A word of advice for Mr. Jenner who seems to be a decent guy, even though he killed a woman with his car, please get the hell out of there. What will these women want to lop off next when the ratings go down? It might be an arm a leg or a vital organ of some kind.



So, I call my lawyer to ask about my name change. He’s not really my lawyer, not like rich guys have a lawyer, he represented me for a DWI last year and got me off with probation. He refuses to give me any advice, screaming something about me not paying his bill for the DWI. When I tell him about how I will become rich and famous with my name change he calls me a nut and hangs up. Just for that I won’t pay his bill even when I have the money.



Next, I call my agent she hasn’t sold either of my books in the three years she has represented me so she won’t take my call. I leave a message and she gets back to me three days later. Doris, the agent, tells me how busy she is with her very successful clients and tries to squeeze me in when possible. I thank her for returning my call when I really want to tell her to kiss my Irish ass. I pitch my idea to her and can’t believe it when she tells me I might be on to something. She says the best seller lists are full of celebrity ghost written garbage. A name might just sell books. We talk for at least an hour, that’s longer than all our previous conversations combined. We agree that with the name change we should also change the title of my first book. After some discussion we agree that instead of The Summer of Felix and Lou the new title will be The Summer of My Huge Fat Ass.



Doris called early the following day. Three big deal publishing houses were suddenly interested in my book. Of course, no one from these houses had read the book but it had that magic name attached. I got a nice deal and Doris got a good commission. Times were good. My next book did even better. I was asked to do many interviews, but I knew I couldn’t. As soon as an interviewer asked me how I was related to the real Kardashian clan I would be finished. I was half expecting to hear from the Kardashians by lawsuit. I never did.
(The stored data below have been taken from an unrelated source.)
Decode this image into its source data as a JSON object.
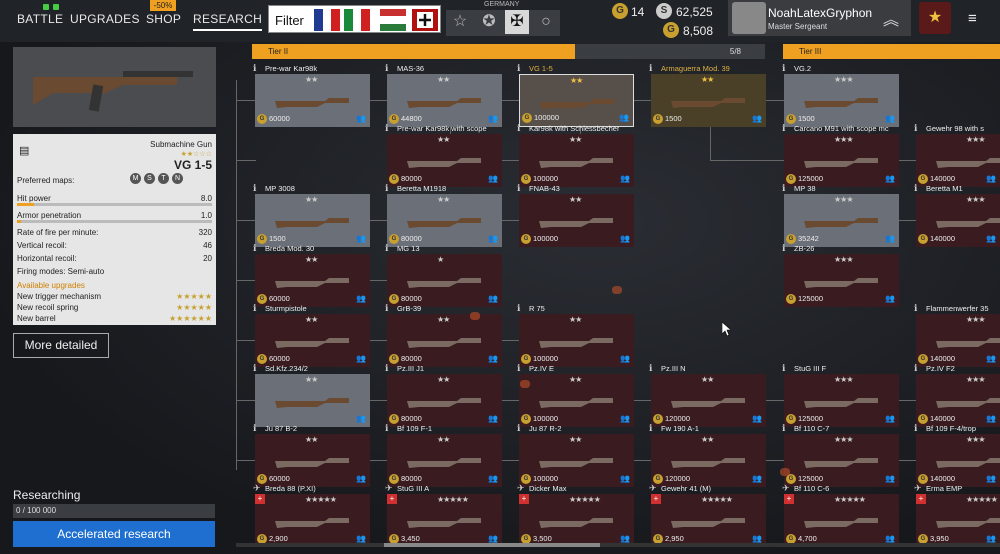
{
  "nav": {
    "battle": "BATTLE",
    "upgrades": "UPGRADES",
    "shop": "SHOP",
    "shop_badge": "-50%",
    "research": "RESEARCH"
  },
  "filter": {
    "label": "Filter"
  },
  "nation": {
    "label": "GERMANY"
  },
  "currency": {
    "eagles": "14",
    "silver": "62,525",
    "gold": "8,508"
  },
  "profile": {
    "name": "NoahLatexGryphon",
    "rank": "Master Sergeant"
  },
  "weapon": {
    "type": "Submachine Gun",
    "name": "VG 1-5",
    "maps_label": "Preferred maps:",
    "maps": [
      "M",
      "S",
      "T",
      "N"
    ],
    "stats": [
      {
        "label": "Hit power",
        "value": "8.0"
      },
      {
        "label": "Armor penetration",
        "value": "1.0"
      },
      {
        "label": "Rate of fire per minute:",
        "value": "320"
      },
      {
        "label": "Vertical recoil:",
        "value": "46"
      },
      {
        "label": "Horizontal recoil:",
        "value": "20"
      },
      {
        "label": "Firing modes: Semi-auto",
        "value": ""
      }
    ],
    "hit_power_fraction": 0.08,
    "armor_pen_fraction": 0.02,
    "upgrades_label": "Available upgrades",
    "upgrades": [
      {
        "label": "New trigger mechanism",
        "stars": "★★★★★"
      },
      {
        "label": "New recoil spring",
        "stars": "★★★★★"
      },
      {
        "label": "New barrel",
        "stars": "★★★★★★"
      }
    ]
  },
  "buttons": {
    "more": "More detailed",
    "accelerated": "Accelerated research"
  },
  "research": {
    "label": "Researching",
    "progress": "0 / 100 000"
  },
  "tiers": {
    "tier2": "Tier II",
    "tier2_count": "5/8",
    "tier3": "Tier III"
  },
  "cards": [
    {
      "name": "Pre-war Kar98k",
      "stars": "★★",
      "price": "60000",
      "state": "done"
    },
    {
      "name": "MAS-36",
      "stars": "★★",
      "price": "44800",
      "state": "done"
    },
    {
      "name": "VG 1-5",
      "stars": "★★",
      "price": "100000",
      "state": "sel",
      "gold": true
    },
    {
      "name": "Armaguerra Mod. 39",
      "stars": "★★",
      "price": "1500",
      "state": "gold",
      "gold": true
    },
    {
      "name": "VG.2",
      "stars": "★★★",
      "price": "1500",
      "state": "done"
    },
    {
      "name": "Pre-war Kar98k with scope",
      "stars": "★★",
      "price": "80000",
      "state": "locked"
    },
    {
      "name": "Kar98k with Schiessbecher",
      "stars": "★★",
      "price": "100000",
      "state": "locked"
    },
    {
      "name": "Carcano M91 with scope mc",
      "stars": "★★★",
      "price": "125000",
      "state": "locked"
    },
    {
      "name": "Gewehr 98 with s",
      "stars": "★★★",
      "price": "140000",
      "state": "locked"
    },
    {
      "name": "MP 3008",
      "stars": "★★",
      "price": "1500",
      "state": "done"
    },
    {
      "name": "Beretta M1918",
      "stars": "★★",
      "price": "80000",
      "state": "done"
    },
    {
      "name": "FNAB-43",
      "stars": "★★",
      "price": "100000",
      "state": "locked"
    },
    {
      "name": "MP 38",
      "stars": "★★★",
      "price": "35242",
      "state": "done"
    },
    {
      "name": "Beretta M1",
      "stars": "★★★",
      "price": "140000",
      "state": "locked"
    },
    {
      "name": "Breda Mod. 30",
      "stars": "★★",
      "price": "60000",
      "state": "locked"
    },
    {
      "name": "MG 13",
      "stars": "★",
      "price": "80000",
      "state": "locked"
    },
    {
      "name": "ZB-26",
      "stars": "★★★",
      "price": "125000",
      "state": "locked"
    },
    {
      "name": "Sturmpistole",
      "stars": "★★",
      "price": "60000",
      "state": "locked"
    },
    {
      "name": "GrB-39",
      "stars": "★★",
      "price": "80000",
      "state": "locked"
    },
    {
      "name": "R 75",
      "stars": "★★",
      "price": "100000",
      "state": "locked"
    },
    {
      "name": "Flammenwerfer 35",
      "stars": "★★★",
      "price": "140000",
      "state": "locked"
    },
    {
      "name": "Sd.Kfz.234/2",
      "stars": "★★",
      "price": "",
      "state": "done"
    },
    {
      "name": "Pz.III J1",
      "stars": "★★",
      "price": "80000",
      "state": "locked"
    },
    {
      "name": "Pz.IV E",
      "stars": "★★",
      "price": "100000",
      "state": "locked"
    },
    {
      "name": "Pz.III N",
      "stars": "★★",
      "price": "120000",
      "state": "locked"
    },
    {
      "name": "StuG III F",
      "stars": "★★★",
      "price": "125000",
      "state": "locked"
    },
    {
      "name": "Pz.IV F2",
      "stars": "★★★",
      "price": "140000",
      "state": "locked"
    },
    {
      "name": "Ju 87 B-2",
      "stars": "★★",
      "price": "60000",
      "state": "locked"
    },
    {
      "name": "Bf 109 F-1",
      "stars": "★★",
      "price": "80000",
      "state": "locked"
    },
    {
      "name": "Ju 87 R-2",
      "stars": "★★",
      "price": "100000",
      "state": "locked"
    },
    {
      "name": "Fw 190 A-1",
      "stars": "★★",
      "price": "120000",
      "state": "locked"
    },
    {
      "name": "Bf 110 C-7",
      "stars": "★★★",
      "price": "125000",
      "state": "locked"
    },
    {
      "name": "Bf 109 F-4/trop",
      "stars": "★★★",
      "price": "140000",
      "state": "locked"
    },
    {
      "name": "Breda 88 (P.XI)",
      "stars": "★★★★★",
      "price": "2,900",
      "state": "premium"
    },
    {
      "name": "StuG III A",
      "stars": "★★★★★",
      "price": "3,450",
      "state": "premium"
    },
    {
      "name": "Dicker Max",
      "stars": "★★★★★",
      "price": "3,500",
      "state": "premium"
    },
    {
      "name": "Gewehr 41 (M)",
      "stars": "★★★★★",
      "price": "2,950",
      "state": "premium"
    },
    {
      "name": "Bf 110 C-6",
      "stars": "★★★★★",
      "price": "4,700",
      "state": "premium"
    },
    {
      "name": "Erma EMP",
      "stars": "★★★★★",
      "price": "3,950",
      "state": "premium"
    }
  ],
  "colors": {
    "accent": "#f0a020",
    "locked": "#3a1c20",
    "researched": "#6b7078",
    "blue": "#1e6fd0"
  }
}
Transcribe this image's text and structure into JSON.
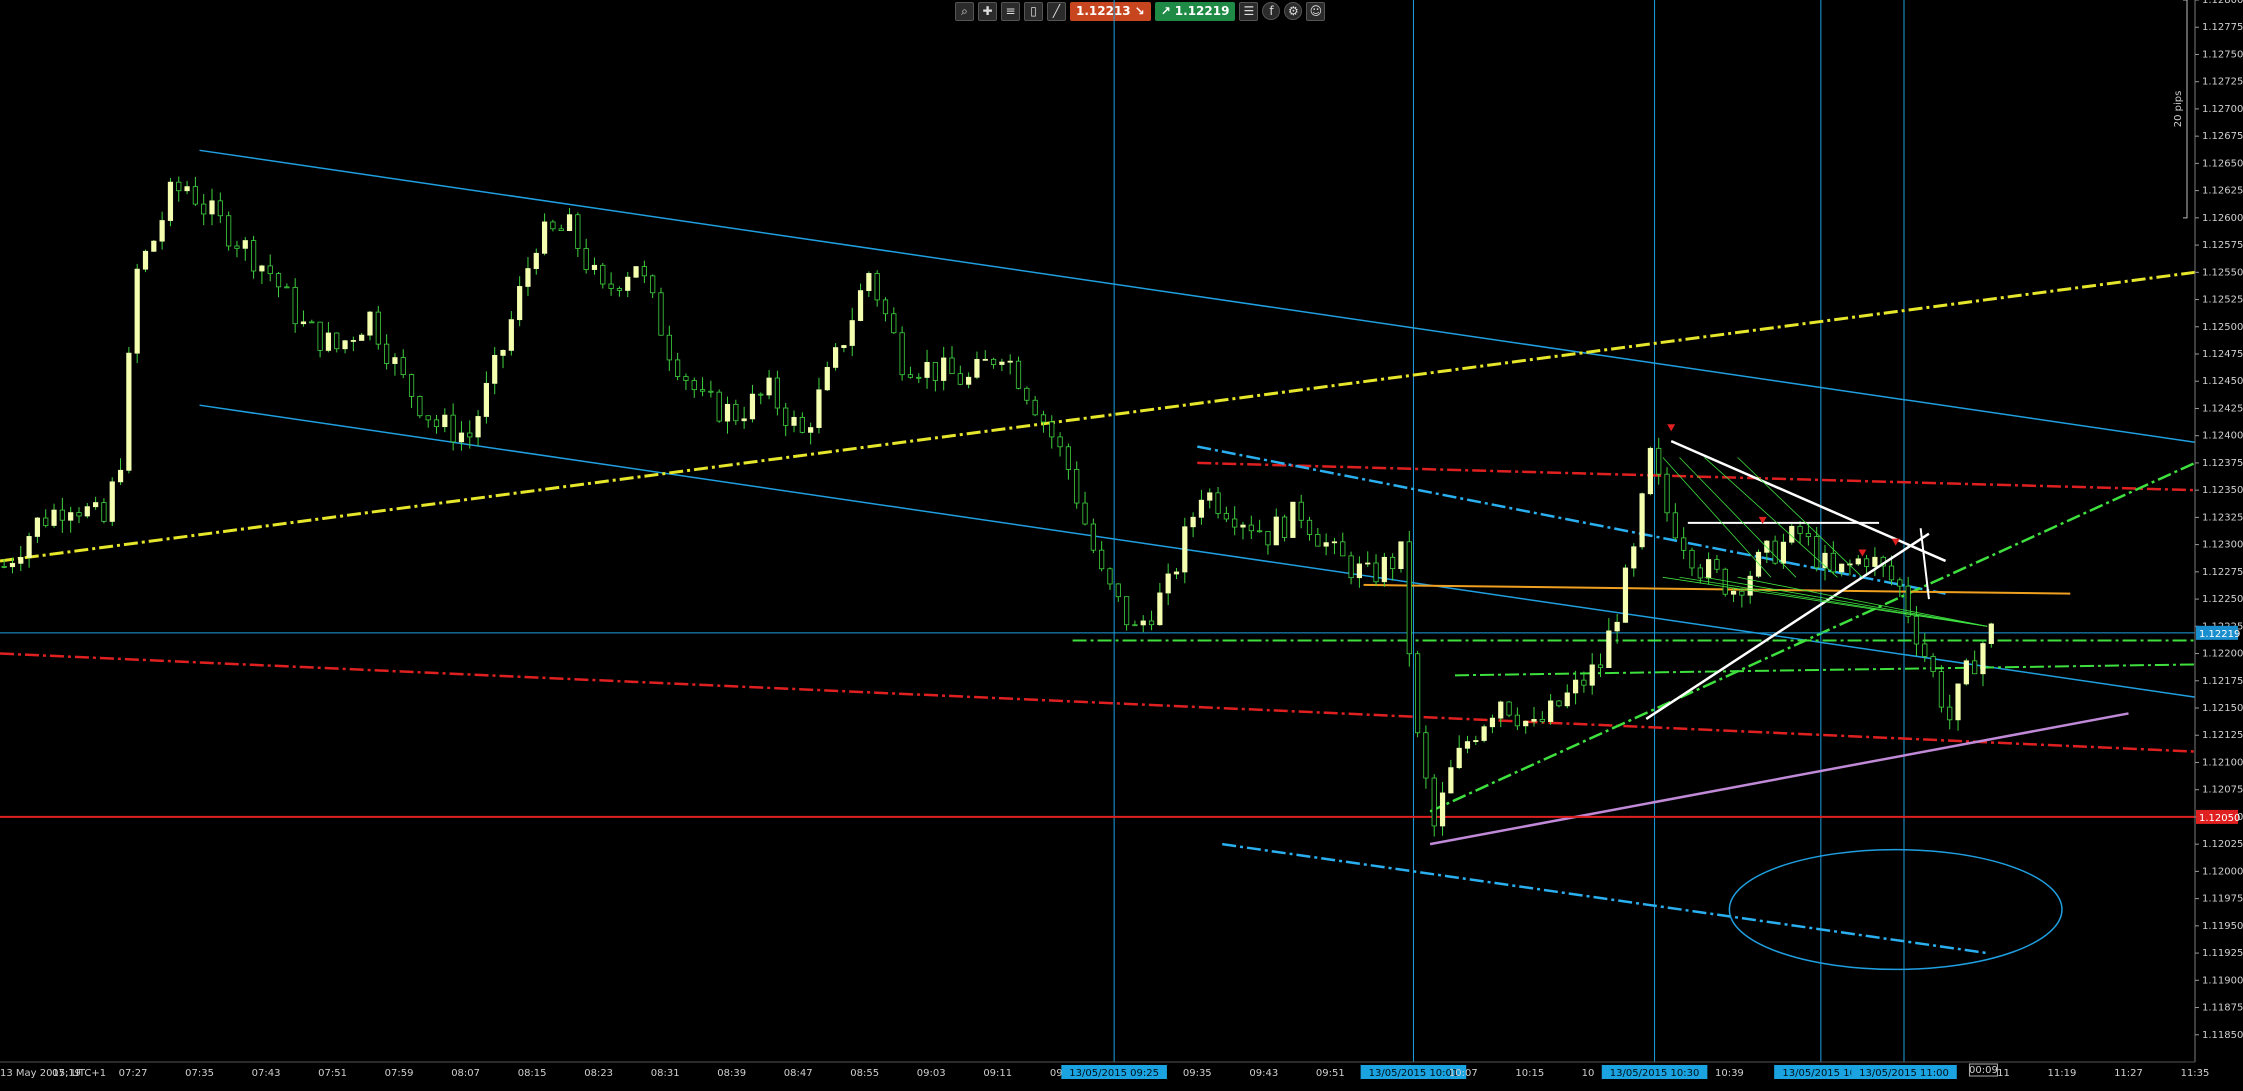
{
  "toolbar": {
    "bid_price": "1.12213",
    "ask_price": "1.12219",
    "icons": [
      "zoom-icon",
      "crosshair-icon",
      "bars-icon",
      "candle-icon",
      "line-tool-icon",
      "bid-arrow-icon",
      "ask-arrow-icon",
      "list-icon",
      "facebook-icon",
      "settings-icon",
      "profile-icon"
    ]
  },
  "colors": {
    "background": "#000000",
    "bull_candle": "#f4ffb0",
    "wick": "#3fd23f",
    "channel": "#1f9fe0",
    "trend_yellow": "#e6e62a",
    "trend_red": "#e02020",
    "trend_green": "#3ee03e",
    "trend_purple": "#c08ad8",
    "trend_orange": "#f0a020",
    "pattern_white": "#ffffff",
    "current_price_tag": "#1a8fd0",
    "level_price_tag": "#e02020"
  },
  "chart_data": {
    "type": "candlestick",
    "title": "",
    "xlabel": "",
    "ylabel": "",
    "ylim": [
      1.11825,
      1.128
    ],
    "grid": false,
    "y_ticks": [
      "1.12800",
      "1.12775",
      "1.12750",
      "1.12725",
      "1.12700",
      "1.12675",
      "1.12650",
      "1.12625",
      "1.12600",
      "1.12575",
      "1.12550",
      "1.12525",
      "1.12500",
      "1.12475",
      "1.12450",
      "1.12425",
      "1.12400",
      "1.12375",
      "1.12350",
      "1.12325",
      "1.12300",
      "1.12275",
      "1.12250",
      "1.12225",
      "1.12200",
      "1.12175",
      "1.12150",
      "1.12125",
      "1.12100",
      "1.12075",
      "1.12050",
      "1.12025",
      "1.12000",
      "1.11975",
      "1.11950",
      "1.11925",
      "1.11900",
      "1.11875",
      "1.11850"
    ],
    "x_ticks": [
      "13 May 2015, UTC+1",
      "07:19",
      "07:27",
      "07:35",
      "07:43",
      "07:51",
      "07:59",
      "08:07",
      "08:15",
      "08:23",
      "08:31",
      "08:39",
      "08:47",
      "08:55",
      "09:03",
      "09:11",
      "09:19",
      "13/05/2015 09:25",
      "09:35",
      "09:43",
      "09:51",
      "13/05/2015 10:01",
      "10:07",
      "10:15",
      "10",
      "13/05/2015 10:30",
      "10:39",
      "13/05/2015 10:",
      "13/05/2015 11:00",
      "11:11",
      "11:19",
      "11:27",
      "11:35"
    ],
    "time_range": [
      "07:11",
      "11:35"
    ],
    "scale_label": "20 pips",
    "timer_label": "00:09",
    "current_price": "1.12219",
    "level_price_label": "1.12050",
    "close_path": [
      {
        "t": "07:11",
        "p": 1.1228
      },
      {
        "t": "07:15",
        "p": 1.1232
      },
      {
        "t": "07:19",
        "p": 1.1234
      },
      {
        "t": "07:23",
        "p": 1.1232
      },
      {
        "t": "07:25",
        "p": 1.1238
      },
      {
        "t": "07:27",
        "p": 1.1255
      },
      {
        "t": "07:29",
        "p": 1.1258
      },
      {
        "t": "07:31",
        "p": 1.1262
      },
      {
        "t": "07:33",
        "p": 1.1263
      },
      {
        "t": "07:35",
        "p": 1.1261
      },
      {
        "t": "07:39",
        "p": 1.1258
      },
      {
        "t": "07:43",
        "p": 1.1255
      },
      {
        "t": "07:47",
        "p": 1.125
      },
      {
        "t": "07:51",
        "p": 1.1248
      },
      {
        "t": "07:55",
        "p": 1.1251
      },
      {
        "t": "07:59",
        "p": 1.1245
      },
      {
        "t": "08:03",
        "p": 1.1241
      },
      {
        "t": "08:07",
        "p": 1.124
      },
      {
        "t": "08:11",
        "p": 1.1248
      },
      {
        "t": "08:15",
        "p": 1.1258
      },
      {
        "t": "08:19",
        "p": 1.1259
      },
      {
        "t": "08:23",
        "p": 1.1253
      },
      {
        "t": "08:27",
        "p": 1.1256
      },
      {
        "t": "08:31",
        "p": 1.1248
      },
      {
        "t": "08:35",
        "p": 1.1243
      },
      {
        "t": "08:39",
        "p": 1.1242
      },
      {
        "t": "08:43",
        "p": 1.1244
      },
      {
        "t": "08:47",
        "p": 1.124
      },
      {
        "t": "08:51",
        "p": 1.1247
      },
      {
        "t": "08:55",
        "p": 1.1255
      },
      {
        "t": "08:59",
        "p": 1.1247
      },
      {
        "t": "09:03",
        "p": 1.1246
      },
      {
        "t": "09:07",
        "p": 1.1245
      },
      {
        "t": "09:11",
        "p": 1.1248
      },
      {
        "t": "09:15",
        "p": 1.1243
      },
      {
        "t": "09:19",
        "p": 1.1237
      },
      {
        "t": "09:23",
        "p": 1.1227
      },
      {
        "t": "09:27",
        "p": 1.1222
      },
      {
        "t": "09:31",
        "p": 1.1226
      },
      {
        "t": "09:35",
        "p": 1.1235
      },
      {
        "t": "09:39",
        "p": 1.1233
      },
      {
        "t": "09:43",
        "p": 1.1231
      },
      {
        "t": "09:47",
        "p": 1.1233
      },
      {
        "t": "09:51",
        "p": 1.1229
      },
      {
        "t": "09:55",
        "p": 1.1227
      },
      {
        "t": "09:59",
        "p": 1.1229
      },
      {
        "t": "10:01",
        "p": 1.1212
      },
      {
        "t": "10:03",
        "p": 1.1204
      },
      {
        "t": "10:05",
        "p": 1.1209
      },
      {
        "t": "10:07",
        "p": 1.1212
      },
      {
        "t": "10:11",
        "p": 1.1216
      },
      {
        "t": "10:15",
        "p": 1.1213
      },
      {
        "t": "10:19",
        "p": 1.1216
      },
      {
        "t": "10:23",
        "p": 1.1219
      },
      {
        "t": "10:27",
        "p": 1.1229
      },
      {
        "t": "10:29",
        "p": 1.1238
      },
      {
        "t": "10:31",
        "p": 1.1233
      },
      {
        "t": "10:35",
        "p": 1.1228
      },
      {
        "t": "10:39",
        "p": 1.1226
      },
      {
        "t": "10:43",
        "p": 1.1229
      },
      {
        "t": "10:47",
        "p": 1.1231
      },
      {
        "t": "10:51",
        "p": 1.1227
      },
      {
        "t": "10:55",
        "p": 1.1229
      },
      {
        "t": "10:59",
        "p": 1.1226
      },
      {
        "t": "11:01",
        "p": 1.1222
      },
      {
        "t": "11:03",
        "p": 1.1218
      },
      {
        "t": "11:05",
        "p": 1.1214
      },
      {
        "t": "11:07",
        "p": 1.1218
      },
      {
        "t": "11:09",
        "p": 1.1221
      },
      {
        "t": "11:10",
        "p": 1.1222
      }
    ]
  }
}
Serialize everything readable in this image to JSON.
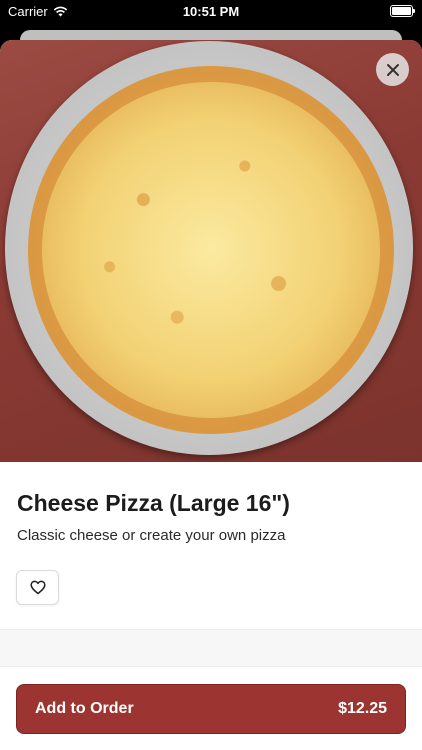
{
  "status_bar": {
    "carrier": "Carrier",
    "time": "10:51 PM"
  },
  "item": {
    "name": "Cheese Pizza (Large 16\")",
    "description": "Classic cheese or create your own pizza"
  },
  "actions": {
    "add_label": "Add to Order",
    "price": "$12.25"
  },
  "colors": {
    "accent": "#9c3531"
  },
  "icons": {
    "close": "close-icon",
    "favorite": "heart-outline-icon",
    "wifi": "wifi-icon",
    "battery": "battery-icon"
  }
}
The accolades were becoming a bit embarrassing, the more I refused to do any advertising for my books the better the reviews. The Times called me “The Hemingway of the Buttocks”. Amazon advertised my books by calling me the James Joyce of Junk in the Trunk. The whole thing was exhausting. The checks keep coming to this day. I’m rich and almost famous.

Instead of continuing with the Kardashian scam I started writing under my real name. I’ve had some success but nothing compared to what I had, but at least I can sleep at night.